Visual Gesture Builder: Overview

Visual Gesture Builder (VGB) generates data that applications use to perform gesture detection at run time. Even for simple cases, gesture detection is a challenging task that may require many lines of code to obtain reliable results, considering all of the different users and spaces that an application might encounter. By using a data-driven model, VGB shifts the emphasis from writing code to building gesture detection that is testable, repeatable, configurable, and database-driven. This method provides better gesture recognition and reduces development time.

VGB uses a number of detection technologies. The user selects the detection technologies to use—namely AdaBoostTrigger or RFRProgress—and tags frames in a clip related to a meaningful gesture, such as a punch or a kick. At the end of the tagging process, VGB builds a gesture database; with this database, an application can process body input from a user to, for example, detect a hit or swing progress.

Note

Because of potential changes in the NUI processing pipeline, the VGB tagging/training process, we recommended that you rebuild the VGB gesture database (a .gbd file) that is used by the VGB runtime and Live Preview whenever a new version of the SDK is adopted or installed.
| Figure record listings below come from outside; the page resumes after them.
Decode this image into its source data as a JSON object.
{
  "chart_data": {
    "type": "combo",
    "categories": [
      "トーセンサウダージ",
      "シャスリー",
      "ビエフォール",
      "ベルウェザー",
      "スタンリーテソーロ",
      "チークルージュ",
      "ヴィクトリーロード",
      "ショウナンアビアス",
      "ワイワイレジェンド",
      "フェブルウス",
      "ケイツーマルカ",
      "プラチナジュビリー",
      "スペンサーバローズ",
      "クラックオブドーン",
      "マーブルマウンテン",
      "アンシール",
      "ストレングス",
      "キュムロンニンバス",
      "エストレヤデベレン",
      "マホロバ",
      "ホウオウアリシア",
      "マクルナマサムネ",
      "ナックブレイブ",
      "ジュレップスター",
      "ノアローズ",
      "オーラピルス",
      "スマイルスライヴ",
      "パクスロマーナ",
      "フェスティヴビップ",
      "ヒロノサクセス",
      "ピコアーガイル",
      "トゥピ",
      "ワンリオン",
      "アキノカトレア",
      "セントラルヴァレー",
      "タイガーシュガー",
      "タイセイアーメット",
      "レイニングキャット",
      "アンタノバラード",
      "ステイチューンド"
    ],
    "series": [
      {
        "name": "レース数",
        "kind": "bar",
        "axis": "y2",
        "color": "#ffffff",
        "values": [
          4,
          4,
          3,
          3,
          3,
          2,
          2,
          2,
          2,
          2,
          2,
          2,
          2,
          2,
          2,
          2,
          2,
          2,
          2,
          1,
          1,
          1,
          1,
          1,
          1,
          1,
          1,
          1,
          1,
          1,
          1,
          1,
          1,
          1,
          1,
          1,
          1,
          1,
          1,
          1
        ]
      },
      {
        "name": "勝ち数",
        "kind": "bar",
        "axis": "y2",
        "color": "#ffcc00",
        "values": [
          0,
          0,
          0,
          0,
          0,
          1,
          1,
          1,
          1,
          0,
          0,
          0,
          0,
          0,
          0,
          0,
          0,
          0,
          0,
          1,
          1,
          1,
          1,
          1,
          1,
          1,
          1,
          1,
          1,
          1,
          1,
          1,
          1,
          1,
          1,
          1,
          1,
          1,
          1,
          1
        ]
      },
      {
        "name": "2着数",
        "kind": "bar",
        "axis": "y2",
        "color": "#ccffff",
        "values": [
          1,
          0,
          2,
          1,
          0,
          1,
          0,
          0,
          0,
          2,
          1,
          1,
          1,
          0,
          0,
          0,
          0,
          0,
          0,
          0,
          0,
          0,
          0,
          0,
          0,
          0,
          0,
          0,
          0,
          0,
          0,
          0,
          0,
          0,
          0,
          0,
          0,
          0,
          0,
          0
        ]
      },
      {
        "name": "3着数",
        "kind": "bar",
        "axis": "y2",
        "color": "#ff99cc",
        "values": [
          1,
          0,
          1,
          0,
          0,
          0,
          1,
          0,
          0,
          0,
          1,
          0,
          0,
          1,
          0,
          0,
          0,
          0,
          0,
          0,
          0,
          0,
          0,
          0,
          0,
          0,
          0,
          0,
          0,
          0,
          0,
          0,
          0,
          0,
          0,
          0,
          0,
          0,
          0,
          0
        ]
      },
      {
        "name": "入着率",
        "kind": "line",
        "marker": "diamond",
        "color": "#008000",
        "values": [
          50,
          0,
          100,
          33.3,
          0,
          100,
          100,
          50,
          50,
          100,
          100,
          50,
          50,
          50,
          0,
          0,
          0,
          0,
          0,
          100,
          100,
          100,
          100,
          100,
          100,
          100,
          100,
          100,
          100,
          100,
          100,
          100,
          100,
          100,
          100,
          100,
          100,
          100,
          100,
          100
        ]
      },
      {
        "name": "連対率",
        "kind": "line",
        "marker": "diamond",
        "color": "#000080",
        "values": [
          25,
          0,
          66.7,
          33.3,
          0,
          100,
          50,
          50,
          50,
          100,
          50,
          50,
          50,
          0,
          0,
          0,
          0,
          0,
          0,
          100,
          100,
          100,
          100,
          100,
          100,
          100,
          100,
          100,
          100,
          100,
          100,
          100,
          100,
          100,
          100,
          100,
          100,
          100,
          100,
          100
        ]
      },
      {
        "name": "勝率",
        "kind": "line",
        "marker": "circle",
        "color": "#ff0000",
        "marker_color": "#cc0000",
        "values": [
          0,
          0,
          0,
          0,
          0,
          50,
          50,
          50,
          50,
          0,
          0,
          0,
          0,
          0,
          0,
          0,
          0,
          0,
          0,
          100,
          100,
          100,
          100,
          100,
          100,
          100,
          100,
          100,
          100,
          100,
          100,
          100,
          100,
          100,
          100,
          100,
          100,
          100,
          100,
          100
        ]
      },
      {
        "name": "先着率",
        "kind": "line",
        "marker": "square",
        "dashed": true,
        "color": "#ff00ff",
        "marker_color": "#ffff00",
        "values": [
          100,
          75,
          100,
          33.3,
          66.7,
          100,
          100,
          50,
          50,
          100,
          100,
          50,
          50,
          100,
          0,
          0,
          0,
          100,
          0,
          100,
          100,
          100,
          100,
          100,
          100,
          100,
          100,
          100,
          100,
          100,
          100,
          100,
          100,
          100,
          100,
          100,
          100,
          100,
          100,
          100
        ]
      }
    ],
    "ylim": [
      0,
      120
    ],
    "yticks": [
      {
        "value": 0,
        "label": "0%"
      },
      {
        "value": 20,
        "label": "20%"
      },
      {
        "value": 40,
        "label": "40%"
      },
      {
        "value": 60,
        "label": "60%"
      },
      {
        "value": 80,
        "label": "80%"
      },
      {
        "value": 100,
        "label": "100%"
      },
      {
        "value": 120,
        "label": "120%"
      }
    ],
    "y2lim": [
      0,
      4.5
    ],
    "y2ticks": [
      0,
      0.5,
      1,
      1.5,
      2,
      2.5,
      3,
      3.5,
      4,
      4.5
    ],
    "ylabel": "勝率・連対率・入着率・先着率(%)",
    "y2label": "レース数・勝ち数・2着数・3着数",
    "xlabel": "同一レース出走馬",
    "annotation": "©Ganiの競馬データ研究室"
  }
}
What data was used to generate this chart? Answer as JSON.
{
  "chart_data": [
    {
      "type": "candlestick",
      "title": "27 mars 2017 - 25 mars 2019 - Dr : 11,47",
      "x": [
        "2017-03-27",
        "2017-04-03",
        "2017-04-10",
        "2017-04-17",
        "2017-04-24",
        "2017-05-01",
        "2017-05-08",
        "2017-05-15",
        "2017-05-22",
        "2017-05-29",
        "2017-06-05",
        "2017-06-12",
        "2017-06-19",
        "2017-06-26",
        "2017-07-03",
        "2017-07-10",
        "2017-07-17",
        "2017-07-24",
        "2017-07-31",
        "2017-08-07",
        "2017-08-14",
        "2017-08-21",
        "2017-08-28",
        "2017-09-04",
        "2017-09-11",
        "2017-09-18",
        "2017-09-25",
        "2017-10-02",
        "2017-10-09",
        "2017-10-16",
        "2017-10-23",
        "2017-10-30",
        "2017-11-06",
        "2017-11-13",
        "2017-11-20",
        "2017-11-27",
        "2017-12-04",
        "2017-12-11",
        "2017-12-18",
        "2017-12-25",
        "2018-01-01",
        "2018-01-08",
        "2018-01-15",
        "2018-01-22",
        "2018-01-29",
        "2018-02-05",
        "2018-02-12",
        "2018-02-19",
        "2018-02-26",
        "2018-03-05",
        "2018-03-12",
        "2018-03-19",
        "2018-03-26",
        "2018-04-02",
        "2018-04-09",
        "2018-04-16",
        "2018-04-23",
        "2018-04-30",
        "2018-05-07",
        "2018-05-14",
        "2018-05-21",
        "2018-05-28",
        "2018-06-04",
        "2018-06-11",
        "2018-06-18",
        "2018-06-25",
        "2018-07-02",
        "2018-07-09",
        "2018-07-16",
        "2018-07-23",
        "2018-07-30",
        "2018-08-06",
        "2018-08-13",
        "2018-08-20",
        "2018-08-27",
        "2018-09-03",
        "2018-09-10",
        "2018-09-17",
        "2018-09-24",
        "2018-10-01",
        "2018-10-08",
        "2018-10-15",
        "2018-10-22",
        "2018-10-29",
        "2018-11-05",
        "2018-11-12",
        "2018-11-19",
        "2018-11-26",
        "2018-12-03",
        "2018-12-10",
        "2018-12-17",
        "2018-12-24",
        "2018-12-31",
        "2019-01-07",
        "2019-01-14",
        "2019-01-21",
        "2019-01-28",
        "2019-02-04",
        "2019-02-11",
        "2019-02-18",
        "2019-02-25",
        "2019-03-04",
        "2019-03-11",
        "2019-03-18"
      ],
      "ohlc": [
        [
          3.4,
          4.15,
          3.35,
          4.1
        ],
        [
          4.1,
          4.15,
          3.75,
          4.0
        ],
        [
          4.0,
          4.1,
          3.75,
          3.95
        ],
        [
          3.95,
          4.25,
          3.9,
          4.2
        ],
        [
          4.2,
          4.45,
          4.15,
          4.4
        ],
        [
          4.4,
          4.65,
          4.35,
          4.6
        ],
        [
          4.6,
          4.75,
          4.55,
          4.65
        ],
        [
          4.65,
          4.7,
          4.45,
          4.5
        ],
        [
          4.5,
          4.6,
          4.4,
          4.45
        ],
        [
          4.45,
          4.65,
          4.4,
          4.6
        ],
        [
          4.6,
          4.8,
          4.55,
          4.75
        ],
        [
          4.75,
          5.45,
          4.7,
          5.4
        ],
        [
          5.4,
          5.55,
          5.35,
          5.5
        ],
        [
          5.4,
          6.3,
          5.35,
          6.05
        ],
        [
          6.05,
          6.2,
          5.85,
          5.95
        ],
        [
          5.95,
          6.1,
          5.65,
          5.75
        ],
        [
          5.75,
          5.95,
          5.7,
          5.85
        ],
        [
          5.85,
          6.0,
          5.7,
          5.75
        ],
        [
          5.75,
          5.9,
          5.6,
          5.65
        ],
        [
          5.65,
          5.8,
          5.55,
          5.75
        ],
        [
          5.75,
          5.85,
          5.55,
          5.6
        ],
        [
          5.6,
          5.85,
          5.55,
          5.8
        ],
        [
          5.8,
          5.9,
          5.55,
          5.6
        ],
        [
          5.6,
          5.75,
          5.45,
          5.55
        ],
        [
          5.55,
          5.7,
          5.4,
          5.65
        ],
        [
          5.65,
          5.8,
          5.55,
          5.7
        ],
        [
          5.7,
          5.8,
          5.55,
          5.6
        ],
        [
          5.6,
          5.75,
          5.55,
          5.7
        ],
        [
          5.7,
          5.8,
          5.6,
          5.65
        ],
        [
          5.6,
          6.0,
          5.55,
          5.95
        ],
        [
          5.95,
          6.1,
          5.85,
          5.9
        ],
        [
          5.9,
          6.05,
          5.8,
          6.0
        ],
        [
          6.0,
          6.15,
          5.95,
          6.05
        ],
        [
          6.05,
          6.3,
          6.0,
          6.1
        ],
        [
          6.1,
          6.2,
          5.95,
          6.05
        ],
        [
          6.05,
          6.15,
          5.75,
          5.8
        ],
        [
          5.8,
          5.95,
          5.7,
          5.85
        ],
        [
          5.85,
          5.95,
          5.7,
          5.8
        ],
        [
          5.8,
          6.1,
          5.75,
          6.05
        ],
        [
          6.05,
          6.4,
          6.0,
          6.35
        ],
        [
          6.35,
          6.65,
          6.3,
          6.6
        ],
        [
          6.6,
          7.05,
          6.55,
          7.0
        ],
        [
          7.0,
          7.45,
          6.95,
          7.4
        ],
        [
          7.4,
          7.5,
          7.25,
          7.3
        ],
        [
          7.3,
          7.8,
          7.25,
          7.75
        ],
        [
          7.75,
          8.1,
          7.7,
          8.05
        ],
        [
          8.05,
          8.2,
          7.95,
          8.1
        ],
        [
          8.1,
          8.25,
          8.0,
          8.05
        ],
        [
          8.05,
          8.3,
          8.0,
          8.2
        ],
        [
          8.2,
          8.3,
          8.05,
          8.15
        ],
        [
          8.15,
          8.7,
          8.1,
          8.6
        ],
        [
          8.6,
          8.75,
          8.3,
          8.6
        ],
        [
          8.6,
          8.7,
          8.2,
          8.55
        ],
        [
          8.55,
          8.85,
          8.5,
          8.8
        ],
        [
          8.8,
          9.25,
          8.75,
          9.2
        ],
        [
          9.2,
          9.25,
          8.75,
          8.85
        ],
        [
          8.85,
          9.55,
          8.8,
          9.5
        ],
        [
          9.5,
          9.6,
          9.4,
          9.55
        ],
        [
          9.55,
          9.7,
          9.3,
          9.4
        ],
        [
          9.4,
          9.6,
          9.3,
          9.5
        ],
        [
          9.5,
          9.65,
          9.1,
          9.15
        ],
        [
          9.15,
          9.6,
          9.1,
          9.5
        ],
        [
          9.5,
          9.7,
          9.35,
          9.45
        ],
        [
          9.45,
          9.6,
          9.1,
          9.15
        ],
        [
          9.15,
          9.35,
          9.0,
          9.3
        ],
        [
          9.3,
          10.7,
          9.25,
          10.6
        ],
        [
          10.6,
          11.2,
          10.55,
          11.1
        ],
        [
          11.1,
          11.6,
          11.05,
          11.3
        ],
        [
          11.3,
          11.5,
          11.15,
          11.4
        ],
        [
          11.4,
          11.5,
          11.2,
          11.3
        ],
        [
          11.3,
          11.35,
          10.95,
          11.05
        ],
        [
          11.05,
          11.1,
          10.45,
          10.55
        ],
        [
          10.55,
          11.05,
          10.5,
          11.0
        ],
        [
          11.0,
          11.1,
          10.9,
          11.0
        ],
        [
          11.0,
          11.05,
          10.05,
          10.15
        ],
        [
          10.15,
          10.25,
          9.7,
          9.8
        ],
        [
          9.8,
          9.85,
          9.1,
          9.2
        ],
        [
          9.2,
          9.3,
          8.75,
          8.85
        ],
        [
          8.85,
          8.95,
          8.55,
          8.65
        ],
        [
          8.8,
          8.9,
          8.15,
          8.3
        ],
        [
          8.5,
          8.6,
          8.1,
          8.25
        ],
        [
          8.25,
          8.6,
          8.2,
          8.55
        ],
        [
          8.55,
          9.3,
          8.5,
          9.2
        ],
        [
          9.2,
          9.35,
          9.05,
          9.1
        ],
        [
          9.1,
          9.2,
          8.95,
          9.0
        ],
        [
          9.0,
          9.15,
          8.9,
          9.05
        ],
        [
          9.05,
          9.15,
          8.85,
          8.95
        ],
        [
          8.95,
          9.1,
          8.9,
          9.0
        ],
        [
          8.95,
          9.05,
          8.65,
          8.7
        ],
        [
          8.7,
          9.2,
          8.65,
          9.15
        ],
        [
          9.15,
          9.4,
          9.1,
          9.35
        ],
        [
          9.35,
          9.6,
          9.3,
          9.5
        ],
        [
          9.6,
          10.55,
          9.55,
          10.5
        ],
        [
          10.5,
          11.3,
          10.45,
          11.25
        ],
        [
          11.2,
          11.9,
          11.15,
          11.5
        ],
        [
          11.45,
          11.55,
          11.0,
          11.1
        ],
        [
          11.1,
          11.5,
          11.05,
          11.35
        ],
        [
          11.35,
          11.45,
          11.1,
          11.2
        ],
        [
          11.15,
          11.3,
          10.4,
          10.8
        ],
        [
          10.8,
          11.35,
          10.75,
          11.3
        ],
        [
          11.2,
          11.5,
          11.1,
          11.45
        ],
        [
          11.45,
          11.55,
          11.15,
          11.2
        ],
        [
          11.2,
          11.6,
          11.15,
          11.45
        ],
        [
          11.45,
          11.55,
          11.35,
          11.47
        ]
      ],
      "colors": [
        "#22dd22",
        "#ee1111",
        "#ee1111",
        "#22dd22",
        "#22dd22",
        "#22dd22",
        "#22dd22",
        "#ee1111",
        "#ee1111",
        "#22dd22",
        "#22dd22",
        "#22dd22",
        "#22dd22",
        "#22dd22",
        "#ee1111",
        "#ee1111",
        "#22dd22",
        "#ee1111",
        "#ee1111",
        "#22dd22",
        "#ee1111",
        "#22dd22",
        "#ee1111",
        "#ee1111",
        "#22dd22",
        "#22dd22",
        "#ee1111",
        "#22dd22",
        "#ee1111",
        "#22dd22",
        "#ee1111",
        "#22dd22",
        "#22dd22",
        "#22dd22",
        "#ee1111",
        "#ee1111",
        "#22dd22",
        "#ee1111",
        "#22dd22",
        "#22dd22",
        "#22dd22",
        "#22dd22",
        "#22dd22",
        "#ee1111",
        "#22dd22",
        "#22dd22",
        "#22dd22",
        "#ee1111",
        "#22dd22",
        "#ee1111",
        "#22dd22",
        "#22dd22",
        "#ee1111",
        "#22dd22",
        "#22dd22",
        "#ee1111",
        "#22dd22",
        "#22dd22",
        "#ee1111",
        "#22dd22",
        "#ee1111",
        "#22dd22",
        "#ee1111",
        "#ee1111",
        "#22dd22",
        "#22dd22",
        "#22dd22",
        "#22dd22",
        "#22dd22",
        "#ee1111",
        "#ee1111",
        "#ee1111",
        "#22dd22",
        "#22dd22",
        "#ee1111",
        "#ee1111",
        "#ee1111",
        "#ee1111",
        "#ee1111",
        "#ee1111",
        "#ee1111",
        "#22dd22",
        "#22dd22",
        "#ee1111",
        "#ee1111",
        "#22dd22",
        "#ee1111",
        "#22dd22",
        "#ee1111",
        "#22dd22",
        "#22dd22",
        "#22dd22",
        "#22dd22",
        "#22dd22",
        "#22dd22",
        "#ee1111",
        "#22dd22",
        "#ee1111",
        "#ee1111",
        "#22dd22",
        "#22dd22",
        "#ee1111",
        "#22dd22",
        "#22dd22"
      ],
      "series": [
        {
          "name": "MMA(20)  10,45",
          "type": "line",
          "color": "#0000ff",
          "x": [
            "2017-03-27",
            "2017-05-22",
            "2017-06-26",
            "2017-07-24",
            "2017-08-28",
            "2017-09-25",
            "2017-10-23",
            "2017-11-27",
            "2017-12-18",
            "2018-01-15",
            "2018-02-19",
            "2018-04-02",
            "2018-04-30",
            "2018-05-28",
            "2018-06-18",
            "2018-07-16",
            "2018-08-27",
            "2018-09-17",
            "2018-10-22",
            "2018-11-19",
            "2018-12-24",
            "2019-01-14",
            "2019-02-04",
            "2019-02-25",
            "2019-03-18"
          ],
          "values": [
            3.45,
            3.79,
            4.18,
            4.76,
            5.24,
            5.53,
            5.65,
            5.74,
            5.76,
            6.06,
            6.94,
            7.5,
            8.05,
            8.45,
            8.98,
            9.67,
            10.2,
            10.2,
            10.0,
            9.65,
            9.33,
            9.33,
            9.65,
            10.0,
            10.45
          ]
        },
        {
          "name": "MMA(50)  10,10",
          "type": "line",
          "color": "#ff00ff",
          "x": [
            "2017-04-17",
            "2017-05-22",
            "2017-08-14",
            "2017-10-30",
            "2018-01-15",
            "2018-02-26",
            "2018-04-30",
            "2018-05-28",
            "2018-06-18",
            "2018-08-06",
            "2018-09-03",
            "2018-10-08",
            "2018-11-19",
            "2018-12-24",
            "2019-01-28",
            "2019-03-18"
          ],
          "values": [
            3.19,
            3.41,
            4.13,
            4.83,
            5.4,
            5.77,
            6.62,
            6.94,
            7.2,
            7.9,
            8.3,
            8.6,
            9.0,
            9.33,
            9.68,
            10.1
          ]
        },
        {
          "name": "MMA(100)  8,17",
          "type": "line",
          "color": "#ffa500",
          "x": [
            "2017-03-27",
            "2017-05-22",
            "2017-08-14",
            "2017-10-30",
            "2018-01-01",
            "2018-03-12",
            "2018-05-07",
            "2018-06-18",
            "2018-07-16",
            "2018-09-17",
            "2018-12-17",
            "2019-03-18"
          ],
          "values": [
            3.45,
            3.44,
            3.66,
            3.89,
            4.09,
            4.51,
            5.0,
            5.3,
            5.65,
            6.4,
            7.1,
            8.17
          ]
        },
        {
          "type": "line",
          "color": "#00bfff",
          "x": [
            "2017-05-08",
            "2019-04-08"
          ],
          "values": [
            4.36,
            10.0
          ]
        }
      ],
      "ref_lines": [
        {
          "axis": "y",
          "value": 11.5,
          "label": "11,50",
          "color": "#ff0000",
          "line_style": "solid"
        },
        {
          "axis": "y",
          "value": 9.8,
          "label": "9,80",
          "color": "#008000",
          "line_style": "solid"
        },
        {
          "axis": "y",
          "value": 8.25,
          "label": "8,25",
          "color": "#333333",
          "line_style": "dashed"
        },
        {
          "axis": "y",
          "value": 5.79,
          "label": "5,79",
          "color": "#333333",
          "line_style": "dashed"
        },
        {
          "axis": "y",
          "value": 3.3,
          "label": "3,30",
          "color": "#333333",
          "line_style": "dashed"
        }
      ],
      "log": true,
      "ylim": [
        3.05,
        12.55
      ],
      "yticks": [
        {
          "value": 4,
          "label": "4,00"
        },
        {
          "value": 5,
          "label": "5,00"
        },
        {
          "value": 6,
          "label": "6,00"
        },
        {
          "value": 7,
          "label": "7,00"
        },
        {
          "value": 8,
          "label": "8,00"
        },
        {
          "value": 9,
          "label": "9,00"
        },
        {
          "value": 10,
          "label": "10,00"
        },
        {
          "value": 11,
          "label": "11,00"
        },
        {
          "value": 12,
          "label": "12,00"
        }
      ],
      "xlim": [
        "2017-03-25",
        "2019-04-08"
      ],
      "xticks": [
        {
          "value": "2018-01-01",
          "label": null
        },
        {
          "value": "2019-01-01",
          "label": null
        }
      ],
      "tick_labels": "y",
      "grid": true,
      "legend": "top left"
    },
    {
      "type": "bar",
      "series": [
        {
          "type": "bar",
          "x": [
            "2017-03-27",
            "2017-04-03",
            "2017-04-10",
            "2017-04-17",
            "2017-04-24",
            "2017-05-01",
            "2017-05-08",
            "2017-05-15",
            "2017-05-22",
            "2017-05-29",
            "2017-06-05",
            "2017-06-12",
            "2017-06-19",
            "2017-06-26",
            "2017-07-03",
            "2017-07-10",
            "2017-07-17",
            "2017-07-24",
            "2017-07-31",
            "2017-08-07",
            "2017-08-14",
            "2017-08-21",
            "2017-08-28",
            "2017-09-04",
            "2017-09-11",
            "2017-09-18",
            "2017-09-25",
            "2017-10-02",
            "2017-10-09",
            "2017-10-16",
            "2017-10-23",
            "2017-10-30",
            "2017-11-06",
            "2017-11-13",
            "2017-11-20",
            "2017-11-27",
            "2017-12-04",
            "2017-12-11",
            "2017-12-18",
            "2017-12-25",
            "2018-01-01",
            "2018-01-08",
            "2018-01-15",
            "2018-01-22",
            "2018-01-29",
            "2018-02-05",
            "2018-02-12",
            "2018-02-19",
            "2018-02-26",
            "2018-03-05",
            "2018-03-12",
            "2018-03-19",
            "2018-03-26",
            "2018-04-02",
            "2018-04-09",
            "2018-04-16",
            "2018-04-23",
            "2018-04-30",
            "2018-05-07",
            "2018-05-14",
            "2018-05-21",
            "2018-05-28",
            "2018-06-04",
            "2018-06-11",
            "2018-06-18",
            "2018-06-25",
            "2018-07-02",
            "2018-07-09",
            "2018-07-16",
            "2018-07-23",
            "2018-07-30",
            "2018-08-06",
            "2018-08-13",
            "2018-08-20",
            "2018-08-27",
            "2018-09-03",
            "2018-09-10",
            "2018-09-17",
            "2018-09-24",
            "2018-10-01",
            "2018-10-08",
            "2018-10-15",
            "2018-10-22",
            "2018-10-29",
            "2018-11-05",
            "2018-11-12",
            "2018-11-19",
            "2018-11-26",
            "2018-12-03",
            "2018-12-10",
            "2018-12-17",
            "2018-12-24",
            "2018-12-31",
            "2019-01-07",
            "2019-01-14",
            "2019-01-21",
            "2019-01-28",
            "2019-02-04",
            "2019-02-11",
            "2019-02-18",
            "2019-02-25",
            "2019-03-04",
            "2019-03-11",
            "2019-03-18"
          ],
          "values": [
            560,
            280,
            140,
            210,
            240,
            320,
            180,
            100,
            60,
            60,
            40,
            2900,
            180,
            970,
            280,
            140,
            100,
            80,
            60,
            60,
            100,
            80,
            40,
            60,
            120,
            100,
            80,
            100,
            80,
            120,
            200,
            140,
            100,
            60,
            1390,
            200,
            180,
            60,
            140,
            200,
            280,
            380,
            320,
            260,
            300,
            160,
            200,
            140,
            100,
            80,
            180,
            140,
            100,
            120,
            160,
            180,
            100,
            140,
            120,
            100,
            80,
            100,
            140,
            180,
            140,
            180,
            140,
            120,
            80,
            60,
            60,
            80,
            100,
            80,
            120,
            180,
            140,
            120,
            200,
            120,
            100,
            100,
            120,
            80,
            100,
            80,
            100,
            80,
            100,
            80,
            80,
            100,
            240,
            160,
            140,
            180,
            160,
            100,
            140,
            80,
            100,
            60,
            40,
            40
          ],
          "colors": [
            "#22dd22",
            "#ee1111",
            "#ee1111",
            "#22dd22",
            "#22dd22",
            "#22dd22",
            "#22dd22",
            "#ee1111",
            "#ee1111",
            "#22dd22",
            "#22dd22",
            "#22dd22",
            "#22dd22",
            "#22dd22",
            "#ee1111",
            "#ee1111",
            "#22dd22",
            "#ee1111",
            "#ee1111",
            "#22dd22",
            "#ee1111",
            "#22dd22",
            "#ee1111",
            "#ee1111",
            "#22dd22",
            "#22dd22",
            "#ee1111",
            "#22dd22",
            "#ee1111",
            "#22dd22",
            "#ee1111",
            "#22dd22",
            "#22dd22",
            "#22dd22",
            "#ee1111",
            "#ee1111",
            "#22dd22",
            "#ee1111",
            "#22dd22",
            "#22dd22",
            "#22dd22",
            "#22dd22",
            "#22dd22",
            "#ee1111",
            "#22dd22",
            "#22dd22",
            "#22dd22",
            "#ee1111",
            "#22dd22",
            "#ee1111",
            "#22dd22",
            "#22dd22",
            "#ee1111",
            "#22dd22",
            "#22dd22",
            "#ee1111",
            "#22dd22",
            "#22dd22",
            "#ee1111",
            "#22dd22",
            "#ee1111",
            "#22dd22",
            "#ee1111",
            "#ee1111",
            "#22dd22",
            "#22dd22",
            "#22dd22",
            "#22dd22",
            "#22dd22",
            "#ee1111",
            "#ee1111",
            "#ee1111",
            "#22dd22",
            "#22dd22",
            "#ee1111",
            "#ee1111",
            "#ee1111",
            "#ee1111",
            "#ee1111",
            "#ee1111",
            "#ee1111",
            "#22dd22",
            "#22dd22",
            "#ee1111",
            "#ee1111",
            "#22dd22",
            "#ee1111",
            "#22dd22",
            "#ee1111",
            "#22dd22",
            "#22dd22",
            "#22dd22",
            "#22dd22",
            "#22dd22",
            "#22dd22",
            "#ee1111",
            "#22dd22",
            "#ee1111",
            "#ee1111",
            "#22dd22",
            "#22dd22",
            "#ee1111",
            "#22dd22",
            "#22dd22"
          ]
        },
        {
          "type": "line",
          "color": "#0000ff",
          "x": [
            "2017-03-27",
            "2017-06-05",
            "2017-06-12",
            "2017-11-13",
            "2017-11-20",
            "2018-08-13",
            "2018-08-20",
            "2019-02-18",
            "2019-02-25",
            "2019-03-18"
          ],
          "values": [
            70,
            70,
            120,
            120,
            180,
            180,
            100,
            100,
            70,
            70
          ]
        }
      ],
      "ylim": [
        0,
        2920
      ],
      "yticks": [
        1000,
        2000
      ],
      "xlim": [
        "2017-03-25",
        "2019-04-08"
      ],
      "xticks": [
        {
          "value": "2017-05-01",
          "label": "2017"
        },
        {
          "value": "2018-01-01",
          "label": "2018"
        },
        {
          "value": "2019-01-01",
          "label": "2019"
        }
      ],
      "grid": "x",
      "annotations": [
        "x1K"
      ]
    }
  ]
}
Rebuilding the VGB database does not require any changes to the metadata or to the tagging data. Because of potential changes in the Kinect processing pipeline, the VGB tagging/training process, or the pay-to-play technologies, we recommended that you perform the following steps whenever a new version of the SDK is adopted or installed:

  1. Use KSCONVERT - The Kinect Studio Clip Conversion Tool to update clips to the latest body stream.
  2. Rebuild the VGB gesture database (.gbd file) that is used by the VGB runtime and Live Preview. Rebuilding the VGB database does not require any changes to the metadata or to the tagging data.

The following are some of the results of using VGB:

  • Mitigating the current code-intensive approach.
  • Reusing gesture definitions in different versions of the same application.
  • Sharing gesture definitions among applications.
  • Creating a library of gesture definitions.
  • Improving the predictability and reliability of gesture definitions.
  • Testing framework for gesture detection.
  • Analyzing and visualizing gesture-detection results.
  • Managing a large quantity of data in a user friendly IDE.

Using Visual Gesture Builder

The following are the basic steps for using Visual Gesture Builder:

  1. Create a solution.

    A solution contains a group of gesture projects.

  2. Create one or more projects.

    A gesture project has a gesture tag and a detection technology associated with it.

  3. Add a set of clip files to each project.

    A clip is a file with example data that machine learning algorithms can train on.

  4. Tag the frames in the clip files associated with each gesture.

  5. Build a training gesture database.

The following illustration shows the context in which Visual Gesture Builder is used.

Figure 1. Visual Gesture Builder in Context

Brief survey of additional features

Feature Description
AdaBoostTrigger The AdaBoostTrigger is a binary technology type. It uses an Adaptive Boosting (AdaBoost) machine learning algorithm to determine when a user performs a certain gesture.
Command Line Allows running Visual Gesture Builder from the command line. This is useful when building or analyzing multiple gesture databases using a batch file. For more information, see VGB Command Line Options.
Live Preview Enables a developer to quickly view the results of a gesture database on the computer in real-time, without having to integrate the database into an application.
RFRProgress The RFRProgress is a detection technology that produces an analog or continuous result. It uses the Random Forest Regression (RFR) machine learning algorithm to determine the progress of a gesture performed by a user.
Training Optimization
  • Allows excluding frames from training clips, which can reduce training times and reduce memory usage.
  • Allows reusing data that has not changed.
  • With training optimization, AdaBoostTrigger is up to two times faster on the computer, while producing the same recognition results.
Viewing 2D Allows rendering of 2D depth, infrared, and body streams.
Viewing 3D Allows rendering of 3D accessory and depth, infrared, and body streams.